Driving his familiar number 43 blue-and-red car with the STP logo, Petty continued to collect victories in the 1970s, and he won five more championships in the Cup Series: 1971, 1972, 1974, 1975, and 1979. His title in 1979 made him the first driver to win seven Cup championships. (Dale Earnhardt and Jimmie Johnson each later also won seven.) Petty’s success could be attributed to his intelligent driving and the mechanical expertise of the entire Petty team (brother Maurice built the engines; cousin Dale Inman built the cars). The team also became known as innovators, credited with introducing roll bars, nylon window screens, cooled helmets, and two-way radios to stock-car racing.
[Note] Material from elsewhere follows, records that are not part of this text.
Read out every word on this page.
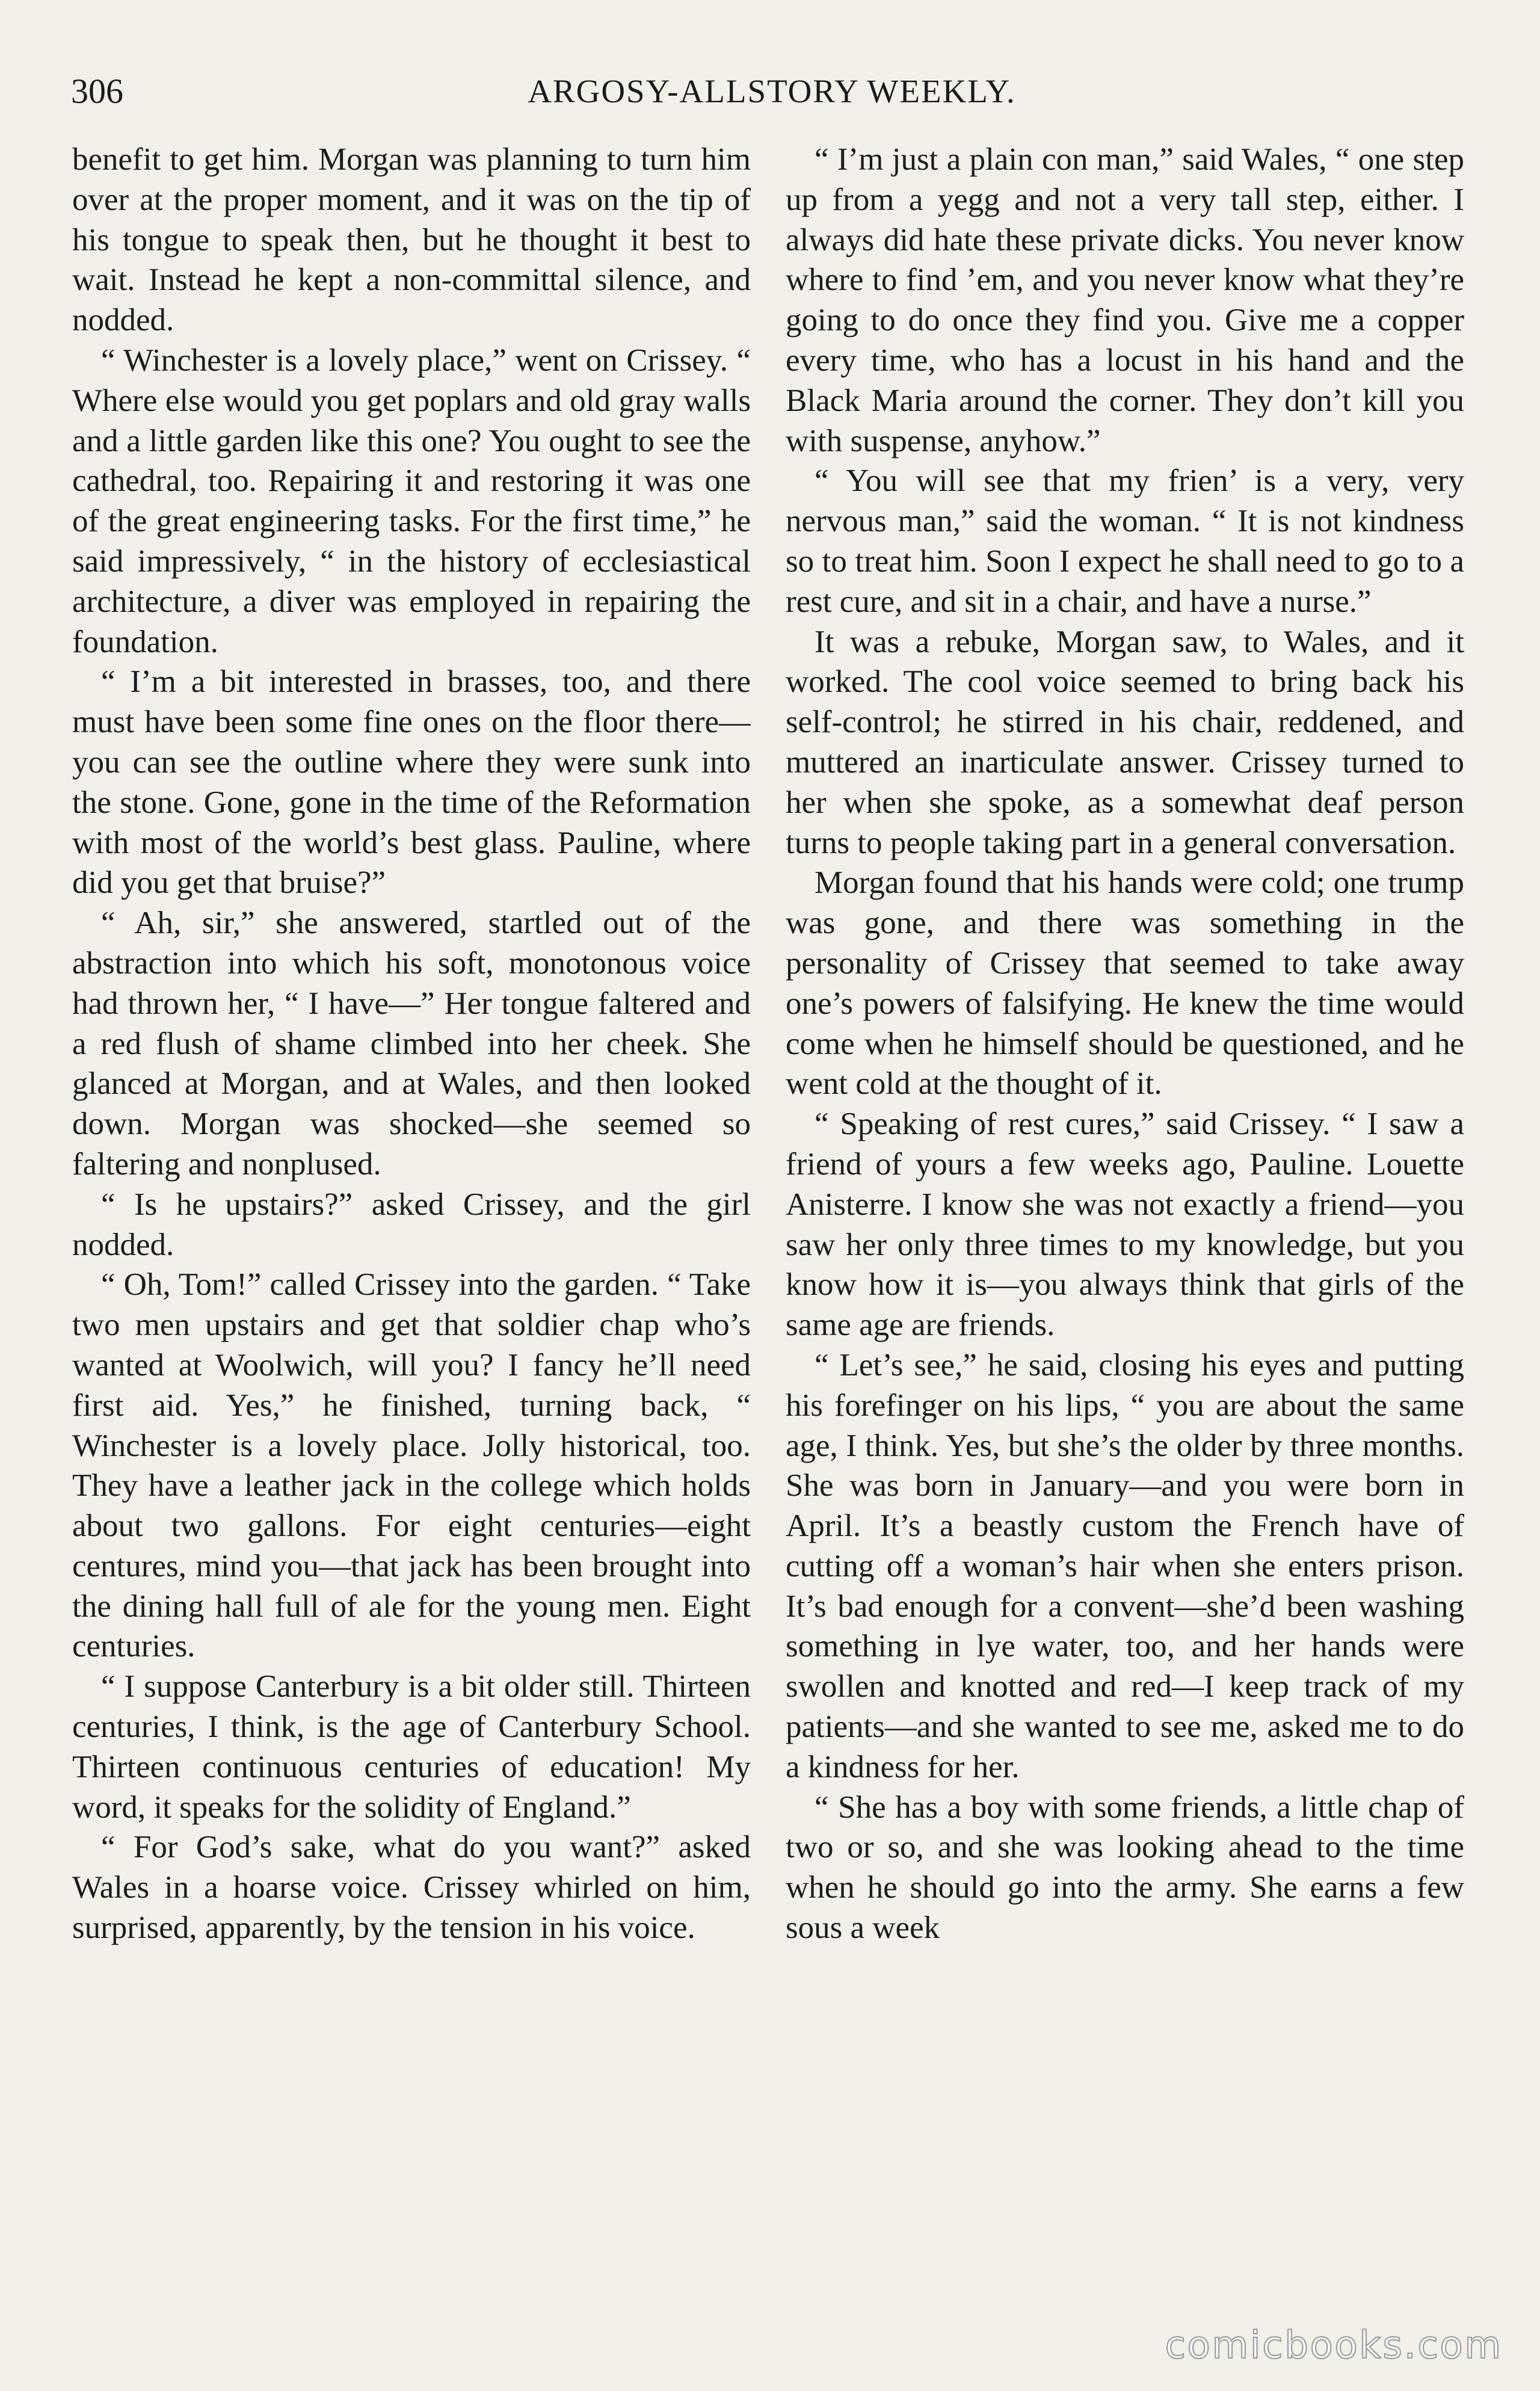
306	ARGOSY-ALLSTORY WEEKLY.

benefit to get him. Morgan was planning to turn him over at the proper moment, and it was on the tip of his tongue to speak then, but he thought it best to wait. Instead he kept a non-committal silence, and nodded.

“ Winchester is a lovely place,” went on Crissey. “ Where else would you get poplars and old gray walls and a little garden like this one? You ought to see the cathedral, too. Repairing it and restoring it was one of the great engineering tasks. For the first time,” he said impressively, “ in the history of ecclesiastical architecture, a diver was employed in repairing the foundation.

“ I’m a bit interested in brasses, too, and there must have been some fine ones on the floor there—you can see the outline where they were sunk into the stone. Gone, gone in the time of the Reformation with most of the world’s best glass. Pauline, where did you get that bruise?”

“ Ah, sir,” she answered, startled out of the abstraction into which his soft, monotonous voice had thrown her, “ I have—” Her tongue faltered and a red flush of shame climbed into her cheek. She glanced at Morgan, and at Wales, and then looked down. Morgan was shocked—she seemed so faltering and nonplused.

“ Is he upstairs?” asked Crissey, and the girl nodded.

“ Oh, Tom!” called Crissey into the garden. “ Take two men upstairs and get that soldier chap who’s wanted at Woolwich, will you? I fancy he’ll need first aid. Yes,” he finished, turning back, “ Winchester is a lovely place. Jolly historical, too. They have a leather jack in the college which holds about two gallons. For eight centuries—eight centures, mind you—that jack has been brought into the dining hall full of ale for the young men. Eight centuries.

“ I suppose Canterbury is a bit older still. Thirteen centuries, I think, is the age of Canterbury School. Thirteen continuous centuries of education! My word, it speaks for the solidity of England.”

“ For God’s sake, what do you want?” asked Wales in a hoarse voice. Crissey whirled on him, surprised, apparently, by the tension in his voice.

“ I’m just a plain con man,” said Wales, “ one step up from a yegg and not a very tall step, either. I always did hate these private dicks. You never know where to find ’em, and you never know what they’re going to do once they find you. Give me a copper every time, who has a locust in his hand and the Black Maria around the corner. They don’t kill you with suspense, anyhow.”

“ You will see that my frien’ is a very, very nervous man,” said the woman. “ It is not kindness so to treat him. Soon I expect he shall need to go to a rest cure, and sit in a chair, and have a nurse.”

It was a rebuke, Morgan saw, to Wales, and it worked. The cool voice seemed to bring back his self-control; he stirred in his chair, reddened, and muttered an inarticulate answer. Crissey turned to her when she spoke, as a somewhat deaf person turns to people taking part in a general conversation.

Morgan found that his hands were cold; one trump was gone, and there was something in the personality of Crissey that seemed to take away one’s powers of falsifying. He knew the time would come when he himself should be questioned, and he went cold at the thought of it.

“ Speaking of rest cures,” said Crissey. “ I saw a friend of yours a few weeks ago, Pauline. Louette Anisterre. I know she was not exactly a friend—you saw her only three times to my knowledge, but you know how it is—you always think that girls of the same age are friends.

“ Let’s see,” he said, closing his eyes and putting his forefinger on his lips, “ you are about the same age, I think. Yes, but she’s the older by three months. She was born in January—and you were born in April. It’s a beastly custom the French have of cutting off a woman’s hair when she enters prison. It’s bad enough for a convent—she’d been washing something in lye water, too, and her hands were swollen and knotted and red—I keep track of my patients—and she wanted to see me, asked me to do a kindness for her.

“ She has a boy with some friends, a little chap of two or so, and she was looking ahead to the time when he should go into the army. She earns a few sous a week

comicbooks.com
Petty retired in 1992, having raced in 1,184 NASCAR events, winning 200 of them. He took first place in the Daytona 500 in 1964, 1966, 1971, 1973, 1974, 1979, and 1981. He was inducted into the International Motorsports Hall of Fame in 1997, and he was part of the inaugural class of the NASCAR Hall of Fame in 2010. His son Kyle and grandson Adam also raced in NASCAR series.